- Origin: Atlanta, Georgia, U.S.
- Genres: Indie rock, experimental pop, folk
- Years active: 2018–present
- Labels: Dirty Hit, Summer Shade
- Members: Olivia Osby; Avsha Weinberg;
- Website: lowertown.band

= Lowertown (band) =

American indie rock band

Lowertown is an American indie rock duo formed in Atlanta, Georgia in 2018. The group consists of Olivia Osby and Avsha Weinberg.
Originally emerging from the Atlanta DIY scene, the duo later relocated to New York City. Their music blends elements of indie rock, folk, and experimental pop. The duo's first EP was released in 2021, titled Honeycomb, Bedbug. The duo's second EP, The Gaping Mouth, was released in early 2022. Their debut album, I Love to Lie, was released in 2022 via Dirty Hit. In 2023, Lowertown released their third EP titled Skin of My Teeth. The duo met in a high school math class and bonded over a shared interest in music. Weinberg is a classically trained pianist, while Osby began writing poetry at a young age, which has influenced the lyric-driven nature of their work. The band signed with Dirty Hit prior to graduating high school, and departed from the label preceding the release of their third album. The name "Lowertown" is derived from the Lower Town neighborhood in Ottawa, Canada, where the duo worked on early demos.
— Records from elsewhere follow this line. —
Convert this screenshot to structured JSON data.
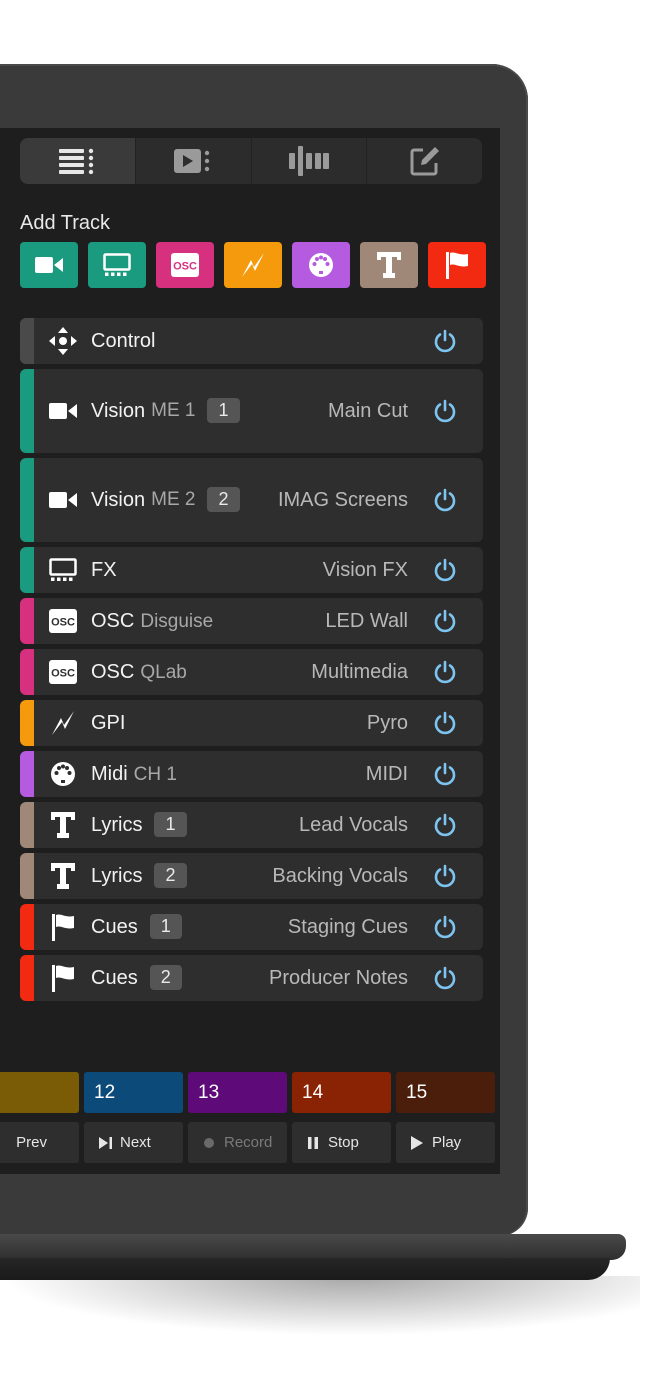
{
  "add_track": {
    "label": "Add Track",
    "buttons": [
      {
        "icon": "camera-icon",
        "color": "#1a9a7e"
      },
      {
        "icon": "monitor-icon",
        "color": "#1a9a7e"
      },
      {
        "icon": "osc-icon",
        "color": "#d6307f",
        "text": "OSC"
      },
      {
        "icon": "lightning-icon",
        "color": "#f59a0c"
      },
      {
        "icon": "midi-icon",
        "color": "#b55be0"
      },
      {
        "icon": "text-icon",
        "color": "#a08878"
      },
      {
        "icon": "flag-icon",
        "color": "#f22a12"
      }
    ]
  },
  "tracks": [
    {
      "name": "Control",
      "sub": "",
      "badge": "",
      "right": "",
      "color": "#4a4a4a",
      "icon": "move-icon",
      "tall": false
    },
    {
      "name": "Vision",
      "sub": "ME 1",
      "badge": "1",
      "right": "Main Cut",
      "color": "#1a9a7e",
      "icon": "camera-icon",
      "tall": true
    },
    {
      "name": "Vision",
      "sub": "ME 2",
      "badge": "2",
      "right": "IMAG Screens",
      "color": "#1a9a7e",
      "icon": "camera-icon",
      "tall": true
    },
    {
      "name": "FX",
      "sub": "",
      "badge": "",
      "right": "Vision FX",
      "color": "#1a9a7e",
      "icon": "monitor-icon",
      "tall": false
    },
    {
      "name": "OSC",
      "sub": "Disguise",
      "badge": "",
      "right": "LED Wall",
      "color": "#d6307f",
      "icon": "osc-icon",
      "tall": false
    },
    {
      "name": "OSC",
      "sub": "QLab",
      "badge": "",
      "right": "Multimedia",
      "color": "#d6307f",
      "icon": "osc-icon",
      "tall": false
    },
    {
      "name": "GPI",
      "sub": "",
      "badge": "",
      "right": "Pyro",
      "color": "#f59a0c",
      "icon": "lightning-icon",
      "tall": false
    },
    {
      "name": "Midi",
      "sub": "CH 1",
      "badge": "",
      "right": "MIDI",
      "color": "#b55be0",
      "icon": "midi-icon",
      "tall": false
    },
    {
      "name": "Lyrics",
      "sub": "",
      "badge": "1",
      "right": "Lead Vocals",
      "color": "#a08878",
      "icon": "text-icon",
      "tall": false
    },
    {
      "name": "Lyrics",
      "sub": "",
      "badge": "2",
      "right": "Backing Vocals",
      "color": "#a08878",
      "icon": "text-icon",
      "tall": false
    },
    {
      "name": "Cues",
      "sub": "",
      "badge": "1",
      "right": "Staging Cues",
      "color": "#f22a12",
      "icon": "flag-icon",
      "tall": false
    },
    {
      "name": "Cues",
      "sub": "",
      "badge": "2",
      "right": "Producer Notes",
      "color": "#f22a12",
      "icon": "flag-icon",
      "tall": false
    }
  ],
  "cues": [
    {
      "label": "",
      "color": "#7a5c06"
    },
    {
      "label": "12",
      "color": "#0c4a7a"
    },
    {
      "label": "13",
      "color": "#5e0a78"
    },
    {
      "label": "14",
      "color": "#8a2204"
    },
    {
      "label": "15",
      "color": "#4a1e0a"
    }
  ],
  "transport": [
    {
      "label": "Prev",
      "icon": "prev-icon",
      "disabled": false
    },
    {
      "label": "Next",
      "icon": "next-icon",
      "disabled": false
    },
    {
      "label": "Record",
      "icon": "record-icon",
      "disabled": true
    },
    {
      "label": "Stop",
      "icon": "pause-icon",
      "disabled": false
    },
    {
      "label": "Play",
      "icon": "play-icon",
      "disabled": false
    }
  ],
  "colors": {
    "power": "#7ec4f0",
    "screen_bg": "#1e1e1e",
    "row_bg": "#2e2e2e"
  }
}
==Artistry and Influences==
Lowertown’s music is characterized by its emphasis on lyricism and narrative structure. Their work has been described by Stereogum as reminiscent of artists such as Phil Elverum and Alex G.

==Live Performances and Community==
Lowertown’s audience has grown significantly through online platforms, where fans engage with the band’s music and visual themes. The duo maintains an active presence on platforms such as Instagram and YouTube.

==Touring==
===Headlining===
- Ugly Duckling Union Tour (2026)
- U.S. Headlining Tour (2025)
- U.S. Winter Tour (2024)
- Fall East Coast Tour (2023)

===Supporting===
- European and UK Tour (2023) – supporting Wednesday
- North American Tour (2024) – supporting Wednesday
- Beatopia Tour (2022) – supporting beabadoobee
- North American Tour (2022) – supporting Wet Leg
- U.S. Tour (2022) – supporting Porches

===Festival Appearances===
- South by Southwest (2022, 2023)
- Shaky Knees Music Festival (2021)
- Pitchfork Music Festival (2022)
- Defend the Forest (2022)
- Sounds Like Bay Area (2025, headliner)

==Members==
===Current Members===
- Olivia Osby – lead vocals, guitar (2018–present)
- Avsha Weinberg – lead vocals, guitar (2018–present)

===Touring Members===
- Joseph Clementi – Drums
- Immanuel Pennington – Drums (2024 - present)
- Sean Henry – Bass (2023 - present)
- Eva Smittle – Bass

==Discography==
===Studio Albums===
- Friends (2019)
- I Love to Lie (2022, Dirty Hit)
- Ugly Duckling Union (2026, Summer Shade)

===Extended Plays===
- Honeycomb, Bedbug (2020, Dirty Hit)
- The Gaping Mouth (2021, Dirty Hit)
- Skin of My Teeth (2023, self-released)

===Live Albums===
- Lowertown on Audiotree Live (2023)

==Other Projects==
Ugly Duckling Union is a conceptual project centered on a fictional character named Dale, expanding beyond music into visual and interactive media.